Deuxièmement, le choix. Si des écoles veulent offrir des outils d’enseignement et des activités différentes, pourquoi pas? Est-ce que toutes les écoles doivent être absolument et parfaitement symétriques, comme semble le souhaiter le ministre? Et est-ce que tout le matériel scolaire doit être gratuit, où peut-on interpréter la loi de façon plus souple, en laissant une certaine latitude aux écoles?
J’entends déjà l’objection suivante : ce n’est pas équitable. Pourtant, l’équité, ou plutôt l’égalité, telle que certains la conçoivent, n’existe qu’en théorie. Tout ce qu’on impose comme camisole de force au système public fait en sorte que les gens tentent d’en sortir, d’où la popularité des programmes spéciaux, qu’ils soient offerts par le public ou le privé.
Ce même raisonnement peut s’appliquer aux fournitures scolaires.

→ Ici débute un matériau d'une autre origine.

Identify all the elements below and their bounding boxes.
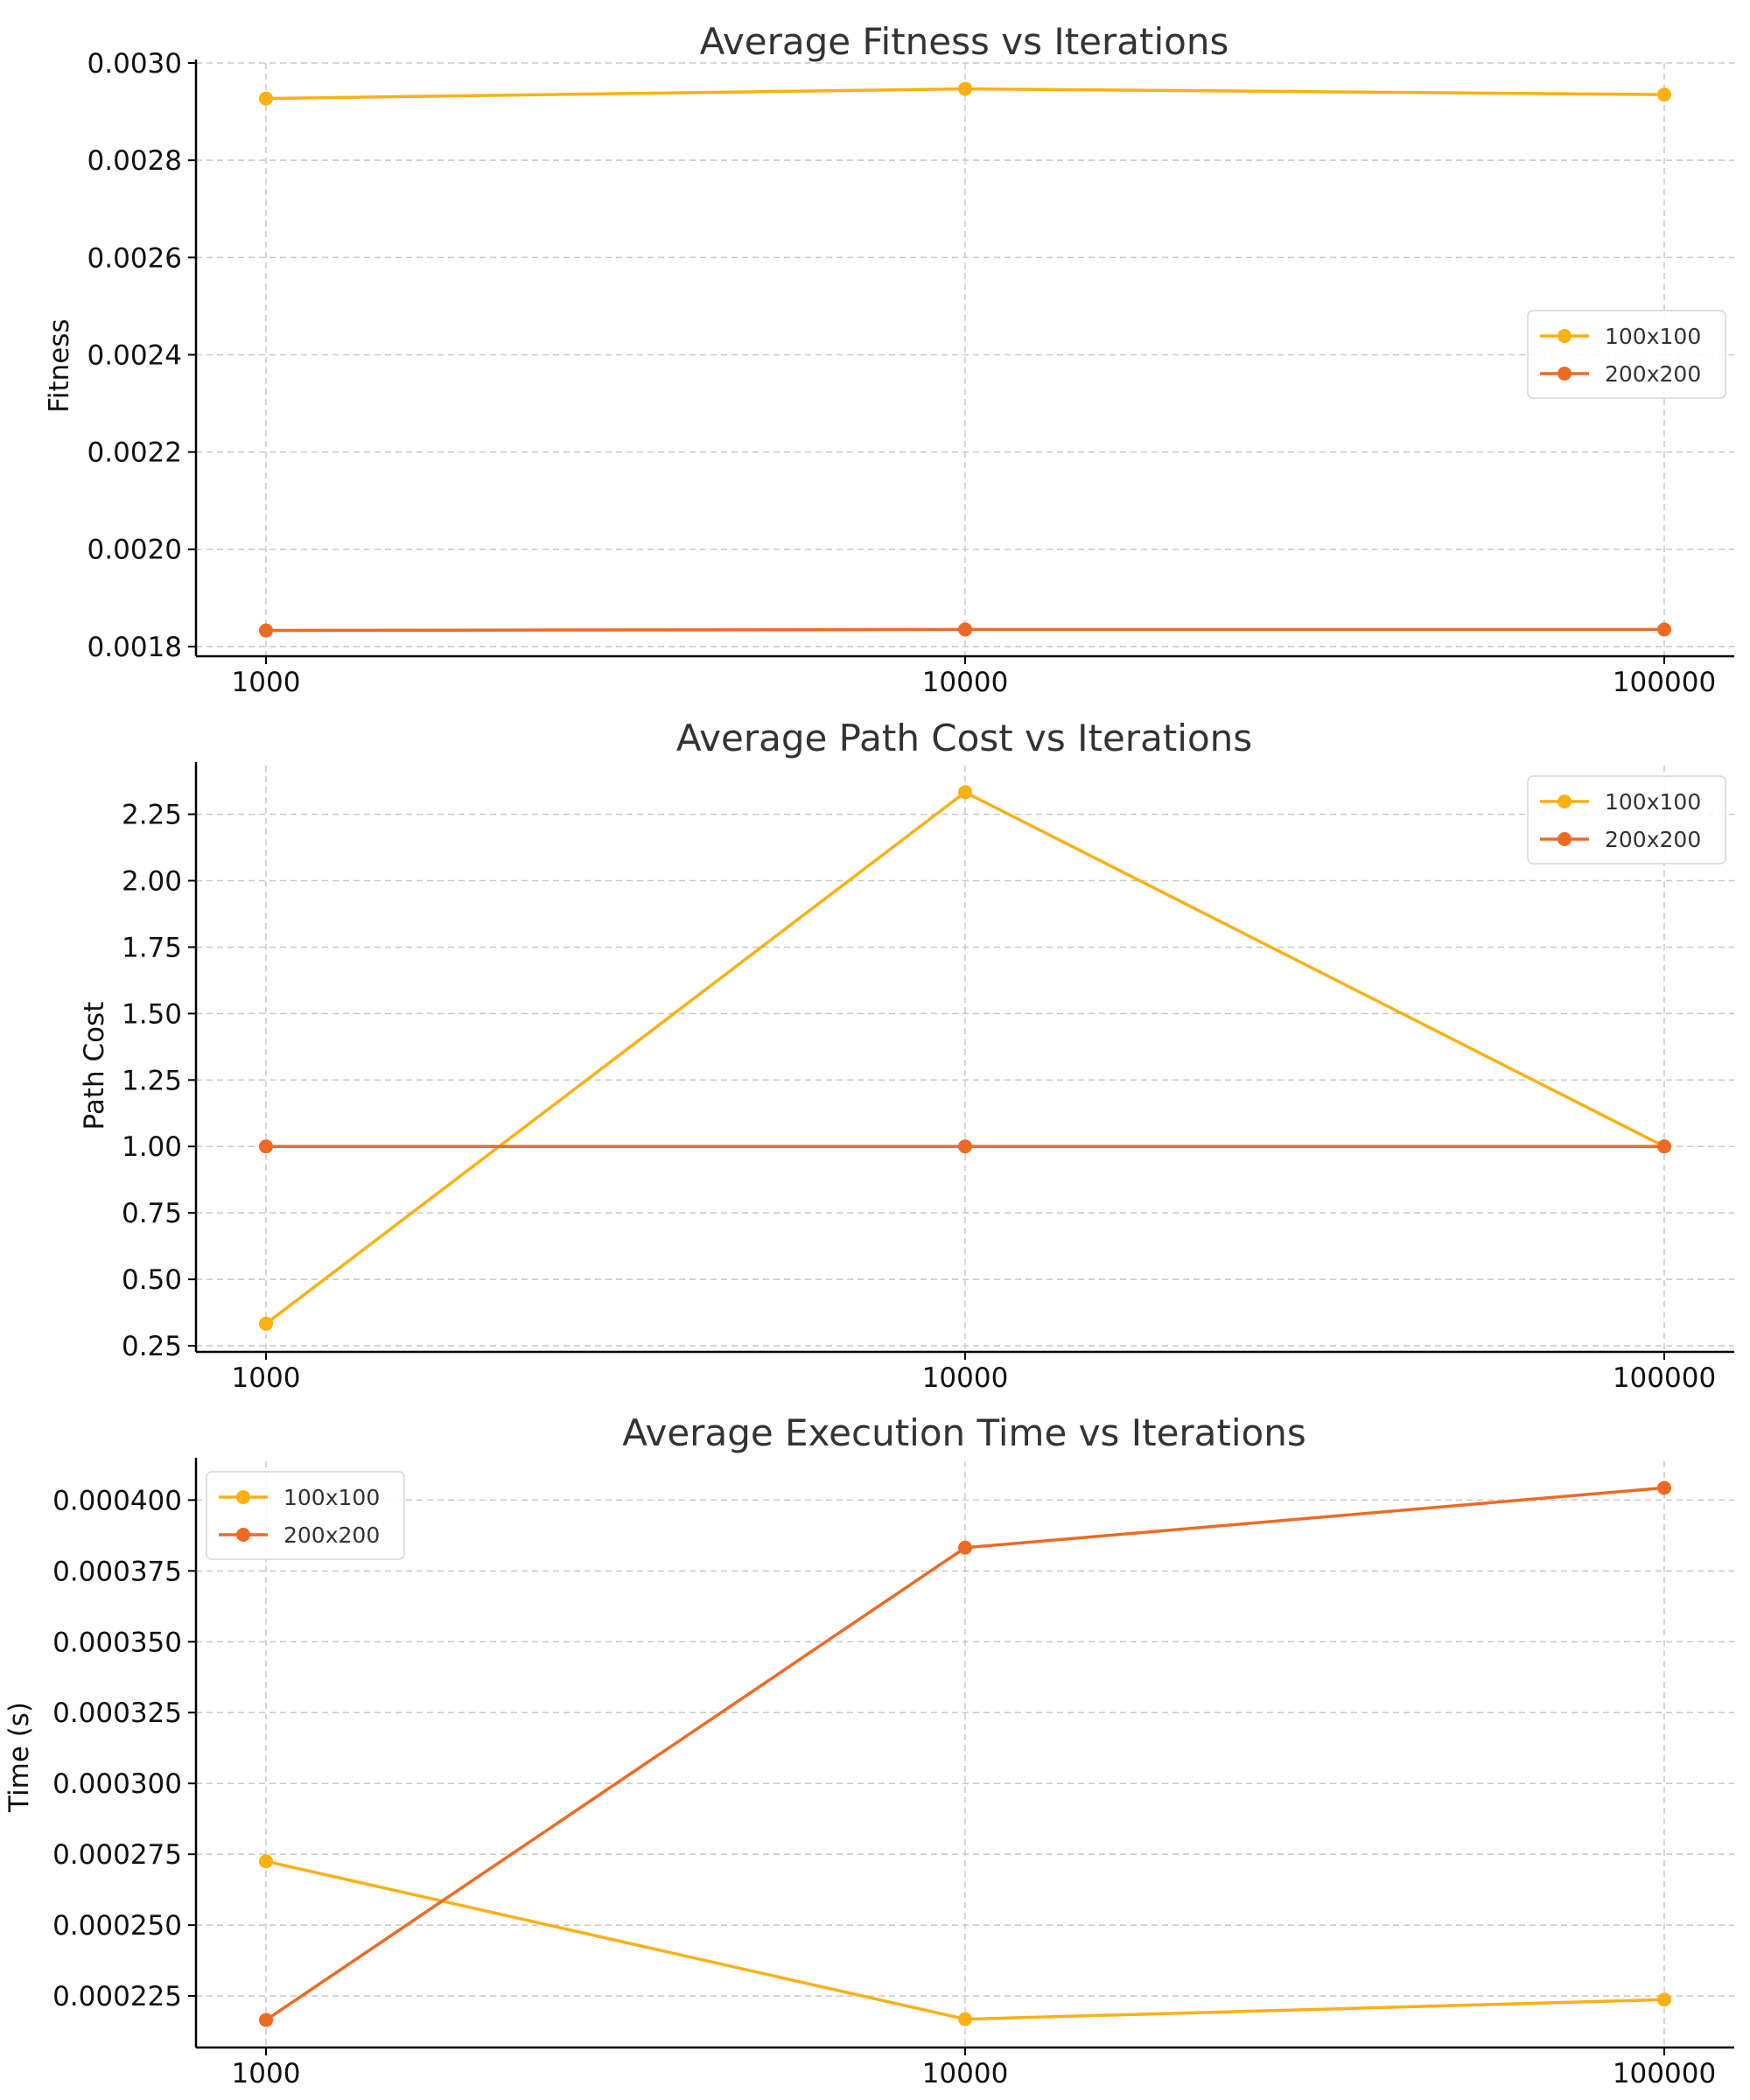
fitness-chart: Average Fitness vs Iterations Fitness 0.… bbox=[44, 20, 1734, 698]
y-tick-label: 0.0030 bbox=[88, 48, 182, 80]
legend-marker bbox=[1558, 329, 1572, 343]
legend-marker bbox=[1558, 367, 1572, 381]
y-tick-label: 0.75 bbox=[122, 1198, 182, 1229]
y-tick-label: 2.25 bbox=[122, 800, 182, 831]
legend: 100x100 200x200 bbox=[206, 1471, 405, 1560]
y-axis-label: Path Cost bbox=[79, 1002, 110, 1130]
y-axis-label: Time (s) bbox=[4, 1702, 35, 1813]
x-tick-label: 1000 bbox=[232, 2058, 301, 2090]
x-tick-label: 10000 bbox=[922, 667, 1009, 698]
y-tick-label: 0.0018 bbox=[88, 632, 182, 663]
data-point bbox=[958, 785, 972, 800]
legend-frame bbox=[1527, 775, 1726, 864]
series-200x200 bbox=[259, 1139, 1671, 1154]
data-point bbox=[259, 2012, 273, 2027]
legend-label: 200x200 bbox=[1605, 361, 1701, 387]
y-tick-label: 1.00 bbox=[122, 1131, 182, 1163]
legend-label: 100x100 bbox=[284, 1485, 380, 1510]
legend-marker bbox=[1558, 832, 1572, 846]
chart-title: Average Path Cost vs Iterations bbox=[676, 717, 1252, 760]
series-200x200 bbox=[259, 622, 1671, 638]
data-point bbox=[958, 2012, 972, 2026]
y-tick-label: 0.50 bbox=[122, 1264, 182, 1296]
y-tick-label: 0.0026 bbox=[88, 242, 182, 274]
y-tick-label: 0.000325 bbox=[52, 1698, 182, 1729]
y-tick-label: 0.000350 bbox=[52, 1627, 182, 1658]
grid bbox=[196, 766, 1734, 1352]
y-tick-label: 1.25 bbox=[122, 1065, 182, 1096]
data-point bbox=[958, 81, 972, 96]
legend: 100x100 200x200 bbox=[1527, 775, 1726, 864]
legend-label: 100x100 bbox=[1605, 789, 1701, 815]
series-200x200 bbox=[259, 1480, 1671, 2027]
y-tick-label: 0.0022 bbox=[88, 438, 182, 469]
legend-frame bbox=[206, 1471, 405, 1560]
x-tick-label: 100000 bbox=[1613, 667, 1716, 698]
data-point bbox=[1657, 622, 1671, 637]
y-tick-label: 0.000375 bbox=[52, 1556, 182, 1587]
data-point bbox=[1657, 1480, 1671, 1495]
y-tick-label: 0.000400 bbox=[52, 1485, 182, 1516]
legend-marker bbox=[236, 1490, 250, 1504]
y-tick-label: 0.25 bbox=[122, 1331, 182, 1362]
x-tick-label: 10000 bbox=[922, 2058, 1009, 2090]
legend: 100x100 200x200 bbox=[1527, 310, 1726, 399]
data-point bbox=[259, 623, 273, 638]
path-cost-chart: Average Path Cost vs Iterations Path Cos… bbox=[79, 717, 1734, 1394]
legend-marker bbox=[1558, 794, 1572, 808]
data-point bbox=[958, 622, 972, 637]
x-tick-label: 100000 bbox=[1613, 2058, 1716, 2090]
chart-title: Average Fitness vs Iterations bbox=[700, 20, 1229, 63]
data-point bbox=[1657, 88, 1671, 102]
data-point bbox=[259, 1316, 273, 1331]
x-tick-label: 10000 bbox=[922, 1362, 1009, 1394]
y-tick-label: 0.000225 bbox=[52, 1981, 182, 2012]
series-100x100 bbox=[259, 1854, 1671, 2026]
data-point bbox=[259, 1139, 273, 1154]
data-point bbox=[259, 91, 273, 106]
y-tick-label: 0.000275 bbox=[52, 1839, 182, 1871]
y-tick-label: 0.000300 bbox=[52, 1768, 182, 1800]
legend-label: 200x200 bbox=[1605, 827, 1701, 852]
series-100x100 bbox=[259, 81, 1671, 106]
data-point bbox=[958, 1540, 972, 1555]
legend-label: 200x200 bbox=[284, 1522, 380, 1548]
grid bbox=[196, 1461, 1734, 2048]
execution-time-chart: Average Execution Time vs Iterations Tim… bbox=[4, 1411, 1734, 2090]
y-tick-label: 0.0024 bbox=[88, 340, 182, 371]
y-axis-label: Fitness bbox=[44, 318, 75, 412]
y-tick-label: 0.0020 bbox=[88, 535, 182, 566]
data-point bbox=[1657, 1139, 1671, 1154]
y-tick-label: 0.0028 bbox=[88, 145, 182, 177]
data-point bbox=[259, 1854, 273, 1869]
data-point bbox=[958, 1139, 972, 1154]
legend-label: 100x100 bbox=[1605, 324, 1701, 349]
x-tick-label: 100000 bbox=[1613, 1362, 1716, 1394]
data-point bbox=[1657, 1992, 1671, 2007]
grid bbox=[196, 62, 1734, 656]
chart-title: Average Execution Time vs Iterations bbox=[622, 1411, 1306, 1454]
y-tick-label: 1.50 bbox=[122, 998, 182, 1030]
legend-marker bbox=[236, 1528, 250, 1542]
x-tick-label: 1000 bbox=[232, 1362, 301, 1394]
legend-frame bbox=[1527, 310, 1726, 399]
x-tick-label: 1000 bbox=[232, 667, 301, 698]
y-tick-label: 0.000250 bbox=[52, 1910, 182, 1942]
y-tick-label: 1.75 bbox=[122, 932, 182, 963]
y-tick-label: 2.00 bbox=[122, 866, 182, 898]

Si une école a des exigences particulières qui sont plus coûteuses, ce n’est pas un problème tant que les parents peuvent voter avec leurs pieds. Ainsi, un parent pourra préférer une école qui offre le matériel scolaire gratuitement ou à un coût moins élevé.
Si une saine concurrence existait entre les écoles, que les parents pouvaient véritablement choisir où ils envoient leurs enfants, que les écoles bonnes et populaires étaient appelées à croître, que les mauvaises perdaient des élèves ou pourraient disparaître, tout ça ne serait pas un problème : le coût des fournitures scolaires ne serait qu’un critère parmi d’autres, et on n’a pas à douter que les écoles auraient de forts incitatifs à le garder le plus bas possible et qu’elles feraient preuve de créativité pour y arriver. Et je n’ai pas de doute que, comme dans le cas des tablettes, mentionné plus haut, on ferait en sorte de ne pas pénaliser les élèves provenant de milieux moins favorisés.
Malheureusement, ce n’est pas ce qui est en train de se produire. Au lieu de faire en sorte que les écoles aient de meilleures incitations à être attentives aux besoins de leur clientèle, le ministère donne des ordres et tente encore de passer le rouleau compresseur pour tout égaliser et ne laisser aucune aspérité dépasser. Cela ne règlera le problème qu’en surface, tout en rendant plus difficile la mise en place d’initiatives intéressantes et variées. En fin de compte, ce sont les services aux élèves et la qualité de l’enseignement qui en souffriront. L’uniformisation n’a pas fonctionné pour le système de santé et pour le système d’éducation, et ça ne fonctionnera pas plus maintenant.
Patrick Déry est analyste en politiques publiques à l’Institut économique de Montréal. Il signe ce texte à titre personnel.